From the Navigli to National Contention
The club trains out of two primary sites: its flagship 600-square-metre training wall on Via Savona in the Tortona district, and a secondary bouldering facility it shares with Palestra Boulder Lab on Via Borsieri in Isola. Between those two venues, Climb Milano runs 14 competitive athletes across lead, speed and bouldering disciplines, plus a development squad of roughly 40 juniors aged 12 to 17. Monthly membership runs €65 for adults and €45 for under-18s — competitive with comparable facilities in Bologna and Florence.
The Varese result was built on depth rather than a single standout performance. Four Climb Milano athletes finished inside the top ten in the lead category. One competitor, competing in the under-23 bracket, posted the highest single-route score of the day according to the official FASI Lombardia result sheet. The club's head coach, brought on board in early 2025 after stints with climbing programs in Innsbruck and Lyon, restructured the senior squad's periodisation schedule around the IFSC World Cup calendar — a deliberate move to align club athletes with international benchmarks rather than purely domestic targets.
Climb Milano has also been active outside competition halls. The club partnered with the Comune di Milano's Sport e Benessere office earlier this year on a programme called Arrampicata Urbana, designed to introduce structured climbing to teenagers in the Corvetto and Gratosoglio neighbourhoods — areas the city has prioritised for sport access investment under its 2025-2027 social cohesion plan. Forty-three young people completed the ten-week foundation course that ended in May.

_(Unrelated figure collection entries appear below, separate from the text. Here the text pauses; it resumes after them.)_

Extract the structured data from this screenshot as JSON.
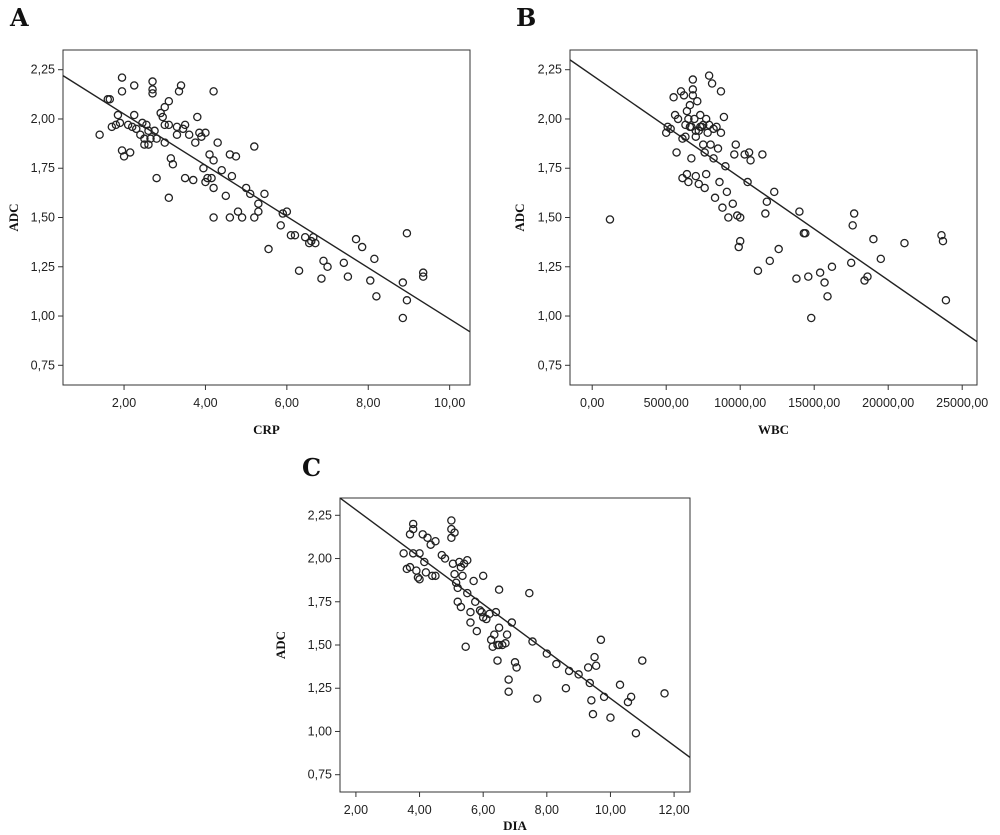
{
  "chart_data": [
    {
      "type": "scatter",
      "panel": "A",
      "xlabel": "CRP",
      "ylabel": "ADC",
      "xlim": [
        0.5,
        10.5
      ],
      "ylim": [
        0.65,
        2.35
      ],
      "xticks": [
        2,
        4,
        6,
        8,
        10
      ],
      "xtick_labels": [
        "2,00",
        "4,00",
        "6,00",
        "8,00",
        "10,00"
      ],
      "yticks": [
        0.75,
        1.0,
        1.25,
        1.5,
        1.75,
        2.0,
        2.25
      ],
      "ytick_labels": [
        "0,75",
        "1,00",
        "1,25",
        "1,50",
        "1,75",
        "2,00",
        "2,25"
      ],
      "fit_line": {
        "x": [
          0.5,
          10.5
        ],
        "y": [
          2.22,
          0.92
        ]
      },
      "points": [
        [
          1.4,
          1.92
        ],
        [
          1.6,
          2.1
        ],
        [
          1.65,
          2.1
        ],
        [
          1.7,
          1.96
        ],
        [
          1.8,
          1.97
        ],
        [
          1.85,
          2.02
        ],
        [
          1.9,
          1.98
        ],
        [
          1.95,
          2.21
        ],
        [
          1.95,
          2.14
        ],
        [
          1.95,
          1.84
        ],
        [
          2.0,
          1.81
        ],
        [
          2.1,
          1.97
        ],
        [
          2.15,
          1.83
        ],
        [
          2.2,
          1.96
        ],
        [
          2.25,
          2.02
        ],
        [
          2.25,
          2.17
        ],
        [
          2.3,
          1.95
        ],
        [
          2.4,
          1.92
        ],
        [
          2.45,
          1.98
        ],
        [
          2.5,
          1.9
        ],
        [
          2.5,
          1.87
        ],
        [
          2.55,
          1.97
        ],
        [
          2.6,
          1.87
        ],
        [
          2.6,
          1.94
        ],
        [
          2.65,
          1.9
        ],
        [
          2.7,
          2.19
        ],
        [
          2.7,
          2.15
        ],
        [
          2.7,
          2.13
        ],
        [
          2.75,
          1.94
        ],
        [
          2.8,
          1.9
        ],
        [
          2.8,
          1.7
        ],
        [
          2.9,
          2.03
        ],
        [
          2.95,
          2.01
        ],
        [
          3.0,
          2.06
        ],
        [
          3.0,
          1.97
        ],
        [
          3.0,
          1.88
        ],
        [
          3.1,
          2.09
        ],
        [
          3.1,
          1.97
        ],
        [
          3.1,
          1.6
        ],
        [
          3.15,
          1.8
        ],
        [
          3.2,
          1.77
        ],
        [
          3.3,
          1.96
        ],
        [
          3.3,
          1.92
        ],
        [
          3.35,
          2.14
        ],
        [
          3.4,
          2.17
        ],
        [
          3.45,
          1.95
        ],
        [
          3.5,
          1.97
        ],
        [
          3.5,
          1.7
        ],
        [
          3.6,
          1.92
        ],
        [
          3.7,
          1.69
        ],
        [
          3.75,
          1.88
        ],
        [
          3.8,
          2.01
        ],
        [
          3.85,
          1.93
        ],
        [
          3.9,
          1.91
        ],
        [
          3.95,
          1.75
        ],
        [
          4.0,
          1.93
        ],
        [
          4.0,
          1.68
        ],
        [
          4.05,
          1.7
        ],
        [
          4.1,
          1.82
        ],
        [
          4.15,
          1.7
        ],
        [
          4.2,
          2.14
        ],
        [
          4.2,
          1.79
        ],
        [
          4.2,
          1.65
        ],
        [
          4.2,
          1.5
        ],
        [
          4.3,
          1.88
        ],
        [
          4.4,
          1.74
        ],
        [
          4.5,
          1.61
        ],
        [
          4.6,
          1.82
        ],
        [
          4.6,
          1.5
        ],
        [
          4.65,
          1.71
        ],
        [
          4.75,
          1.81
        ],
        [
          4.8,
          1.53
        ],
        [
          4.9,
          1.5
        ],
        [
          5.0,
          1.65
        ],
        [
          5.1,
          1.62
        ],
        [
          5.2,
          1.86
        ],
        [
          5.2,
          1.5
        ],
        [
          5.3,
          1.53
        ],
        [
          5.3,
          1.57
        ],
        [
          5.45,
          1.62
        ],
        [
          5.55,
          1.34
        ],
        [
          5.85,
          1.46
        ],
        [
          5.9,
          1.52
        ],
        [
          6.0,
          1.53
        ],
        [
          6.1,
          1.41
        ],
        [
          6.2,
          1.41
        ],
        [
          6.3,
          1.23
        ],
        [
          6.45,
          1.4
        ],
        [
          6.55,
          1.37
        ],
        [
          6.6,
          1.38
        ],
        [
          6.65,
          1.4
        ],
        [
          6.7,
          1.37
        ],
        [
          6.85,
          1.19
        ],
        [
          6.9,
          1.28
        ],
        [
          7.0,
          1.25
        ],
        [
          7.4,
          1.27
        ],
        [
          7.5,
          1.2
        ],
        [
          7.7,
          1.39
        ],
        [
          7.85,
          1.35
        ],
        [
          8.05,
          1.18
        ],
        [
          8.15,
          1.29
        ],
        [
          8.2,
          1.1
        ],
        [
          8.85,
          1.17
        ],
        [
          8.85,
          0.99
        ],
        [
          8.95,
          1.42
        ],
        [
          8.95,
          1.08
        ],
        [
          9.35,
          1.2
        ],
        [
          9.35,
          1.22
        ]
      ]
    },
    {
      "type": "scatter",
      "panel": "B",
      "xlabel": "WBC",
      "ylabel": "ADC",
      "xlim": [
        -1500,
        26000
      ],
      "ylim": [
        0.65,
        2.35
      ],
      "xticks": [
        0,
        5000,
        10000,
        15000,
        20000,
        25000
      ],
      "xtick_labels": [
        "0,00",
        "5000,00",
        "10000,00",
        "15000,00",
        "20000,00",
        "25000,00"
      ],
      "yticks": [
        0.75,
        1.0,
        1.25,
        1.5,
        1.75,
        2.0,
        2.25
      ],
      "ytick_labels": [
        "0,75",
        "1,00",
        "1,25",
        "1,50",
        "1,75",
        "2,00",
        "2,25"
      ],
      "fit_line": {
        "x": [
          -1500,
          26000
        ],
        "y": [
          2.3,
          0.87
        ]
      },
      "points": [
        [
          1200,
          1.49
        ],
        [
          5000,
          1.93
        ],
        [
          5100,
          1.96
        ],
        [
          5300,
          1.95
        ],
        [
          5500,
          2.11
        ],
        [
          5600,
          2.02
        ],
        [
          5700,
          1.83
        ],
        [
          5800,
          2.0
        ],
        [
          6000,
          2.14
        ],
        [
          6100,
          1.9
        ],
        [
          6100,
          1.7
        ],
        [
          6200,
          2.12
        ],
        [
          6300,
          1.97
        ],
        [
          6300,
          1.91
        ],
        [
          6400,
          2.04
        ],
        [
          6400,
          1.72
        ],
        [
          6500,
          2.0
        ],
        [
          6500,
          1.68
        ],
        [
          6600,
          2.07
        ],
        [
          6600,
          1.96
        ],
        [
          6700,
          1.96
        ],
        [
          6700,
          1.8
        ],
        [
          6800,
          2.2
        ],
        [
          6800,
          2.15
        ],
        [
          6800,
          2.12
        ],
        [
          6900,
          2.0
        ],
        [
          7000,
          1.94
        ],
        [
          7000,
          1.91
        ],
        [
          7000,
          1.71
        ],
        [
          7100,
          2.09
        ],
        [
          7200,
          1.94
        ],
        [
          7200,
          1.67
        ],
        [
          7300,
          2.02
        ],
        [
          7300,
          1.96
        ],
        [
          7400,
          1.96
        ],
        [
          7500,
          1.97
        ],
        [
          7500,
          1.87
        ],
        [
          7600,
          1.83
        ],
        [
          7600,
          1.65
        ],
        [
          7700,
          2.0
        ],
        [
          7700,
          1.72
        ],
        [
          7800,
          1.93
        ],
        [
          7900,
          2.22
        ],
        [
          7900,
          1.97
        ],
        [
          8000,
          1.87
        ],
        [
          8100,
          2.18
        ],
        [
          8200,
          1.95
        ],
        [
          8200,
          1.8
        ],
        [
          8300,
          1.6
        ],
        [
          8400,
          1.96
        ],
        [
          8500,
          1.85
        ],
        [
          8600,
          1.68
        ],
        [
          8700,
          2.14
        ],
        [
          8700,
          1.93
        ],
        [
          8800,
          1.55
        ],
        [
          8900,
          2.01
        ],
        [
          9000,
          1.76
        ],
        [
          9100,
          1.63
        ],
        [
          9200,
          1.5
        ],
        [
          9500,
          1.57
        ],
        [
          9600,
          1.82
        ],
        [
          9700,
          1.87
        ],
        [
          9800,
          1.51
        ],
        [
          9900,
          1.35
        ],
        [
          10000,
          1.38
        ],
        [
          10000,
          1.5
        ],
        [
          10300,
          1.82
        ],
        [
          10500,
          1.68
        ],
        [
          10600,
          1.83
        ],
        [
          10700,
          1.79
        ],
        [
          11200,
          1.23
        ],
        [
          11500,
          1.82
        ],
        [
          11700,
          1.52
        ],
        [
          11800,
          1.58
        ],
        [
          12000,
          1.28
        ],
        [
          12300,
          1.63
        ],
        [
          12600,
          1.34
        ],
        [
          13800,
          1.19
        ],
        [
          14000,
          1.53
        ],
        [
          14300,
          1.42
        ],
        [
          14400,
          1.42
        ],
        [
          14600,
          1.2
        ],
        [
          14800,
          0.99
        ],
        [
          15400,
          1.22
        ],
        [
          15700,
          1.17
        ],
        [
          15900,
          1.1
        ],
        [
          16200,
          1.25
        ],
        [
          17500,
          1.27
        ],
        [
          17600,
          1.46
        ],
        [
          17700,
          1.52
        ],
        [
          18400,
          1.18
        ],
        [
          18600,
          1.2
        ],
        [
          19000,
          1.39
        ],
        [
          19500,
          1.29
        ],
        [
          21100,
          1.37
        ],
        [
          23600,
          1.41
        ],
        [
          23700,
          1.38
        ],
        [
          23900,
          1.08
        ]
      ]
    },
    {
      "type": "scatter",
      "panel": "C",
      "xlabel": "DIA",
      "ylabel": "ADC",
      "xlim": [
        1.5,
        12.5
      ],
      "ylim": [
        0.65,
        2.35
      ],
      "xticks": [
        2,
        4,
        6,
        8,
        10,
        12
      ],
      "xtick_labels": [
        "2,00",
        "4,00",
        "6,00",
        "8,00",
        "10,00",
        "12,00"
      ],
      "yticks": [
        0.75,
        1.0,
        1.25,
        1.5,
        1.75,
        2.0,
        2.25
      ],
      "ytick_labels": [
        "0,75",
        "1,00",
        "1,25",
        "1,50",
        "1,75",
        "2,00",
        "2,25"
      ],
      "fit_line": {
        "x": [
          1.5,
          12.5
        ],
        "y": [
          2.35,
          0.85
        ]
      },
      "points": [
        [
          3.5,
          2.03
        ],
        [
          3.6,
          1.94
        ],
        [
          3.7,
          2.14
        ],
        [
          3.7,
          1.95
        ],
        [
          3.8,
          2.2
        ],
        [
          3.8,
          2.17
        ],
        [
          3.8,
          2.03
        ],
        [
          3.9,
          1.93
        ],
        [
          3.95,
          1.89
        ],
        [
          4.0,
          2.03
        ],
        [
          4.0,
          1.88
        ],
        [
          4.1,
          2.14
        ],
        [
          4.15,
          1.98
        ],
        [
          4.2,
          1.92
        ],
        [
          4.25,
          2.12
        ],
        [
          4.35,
          2.08
        ],
        [
          4.4,
          1.9
        ],
        [
          4.5,
          2.1
        ],
        [
          4.5,
          1.9
        ],
        [
          4.7,
          2.02
        ],
        [
          4.8,
          2.0
        ],
        [
          5.0,
          2.22
        ],
        [
          5.0,
          2.17
        ],
        [
          5.0,
          2.12
        ],
        [
          5.05,
          1.97
        ],
        [
          5.1,
          2.15
        ],
        [
          5.1,
          1.91
        ],
        [
          5.15,
          1.86
        ],
        [
          5.2,
          1.83
        ],
        [
          5.2,
          1.75
        ],
        [
          5.25,
          1.98
        ],
        [
          5.3,
          1.95
        ],
        [
          5.3,
          1.72
        ],
        [
          5.35,
          1.9
        ],
        [
          5.4,
          1.97
        ],
        [
          5.45,
          1.49
        ],
        [
          5.5,
          1.99
        ],
        [
          5.5,
          1.8
        ],
        [
          5.6,
          1.69
        ],
        [
          5.6,
          1.63
        ],
        [
          5.7,
          1.87
        ],
        [
          5.75,
          1.75
        ],
        [
          5.8,
          1.58
        ],
        [
          5.9,
          1.7
        ],
        [
          5.95,
          1.69
        ],
        [
          6.0,
          1.9
        ],
        [
          6.0,
          1.66
        ],
        [
          6.1,
          1.65
        ],
        [
          6.2,
          1.68
        ],
        [
          6.25,
          1.53
        ],
        [
          6.3,
          1.49
        ],
        [
          6.35,
          1.56
        ],
        [
          6.4,
          1.69
        ],
        [
          6.45,
          1.5
        ],
        [
          6.45,
          1.41
        ],
        [
          6.5,
          1.82
        ],
        [
          6.5,
          1.6
        ],
        [
          6.5,
          1.5
        ],
        [
          6.6,
          1.5
        ],
        [
          6.7,
          1.51
        ],
        [
          6.75,
          1.56
        ],
        [
          6.8,
          1.3
        ],
        [
          6.8,
          1.23
        ],
        [
          6.9,
          1.63
        ],
        [
          7.0,
          1.4
        ],
        [
          7.05,
          1.37
        ],
        [
          7.45,
          1.8
        ],
        [
          7.55,
          1.52
        ],
        [
          7.7,
          1.19
        ],
        [
          8.0,
          1.45
        ],
        [
          8.3,
          1.39
        ],
        [
          8.6,
          1.25
        ],
        [
          8.7,
          1.35
        ],
        [
          9.0,
          1.33
        ],
        [
          9.3,
          1.37
        ],
        [
          9.35,
          1.28
        ],
        [
          9.4,
          1.18
        ],
        [
          9.45,
          1.1
        ],
        [
          9.5,
          1.43
        ],
        [
          9.55,
          1.38
        ],
        [
          9.7,
          1.53
        ],
        [
          9.8,
          1.2
        ],
        [
          10.0,
          1.08
        ],
        [
          10.3,
          1.27
        ],
        [
          10.55,
          1.17
        ],
        [
          10.65,
          1.2
        ],
        [
          10.8,
          0.99
        ],
        [
          11.0,
          1.41
        ],
        [
          11.7,
          1.22
        ]
      ]
    }
  ]
}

What Comes Next for the Squad
The next major test is the FASI National Circuit qualifier in Bologna on 19 July. Climb Milano is expected to send eight athletes, its largest delegation to a national-level event. Performances there will determine seeding for the September ranking revision, which carries real financial weight — the top-ranked clubs in each category become eligible for direct FASI funding grants worth up to €8,000 annually.
For anyone in Milan wanting to follow the squad or get on the wall themselves, both training venues are open to the public on weekdays before 6 p.m., with supervised sessions running Tuesday and Thursday evenings for registered members. The club holds open days on the first Saturday of each month at the Via Savona site — the next one falls on 5 July. Day passes are €12, including shoe rental.
Milan has spent years building credibility as a sport city beyond football and fashion weeks. Climb Milano's current form suggests that credibility now extends to competition climbing — a discipline that, between now and the 2028 Los Angeles Olympics, is only going to attract more attention.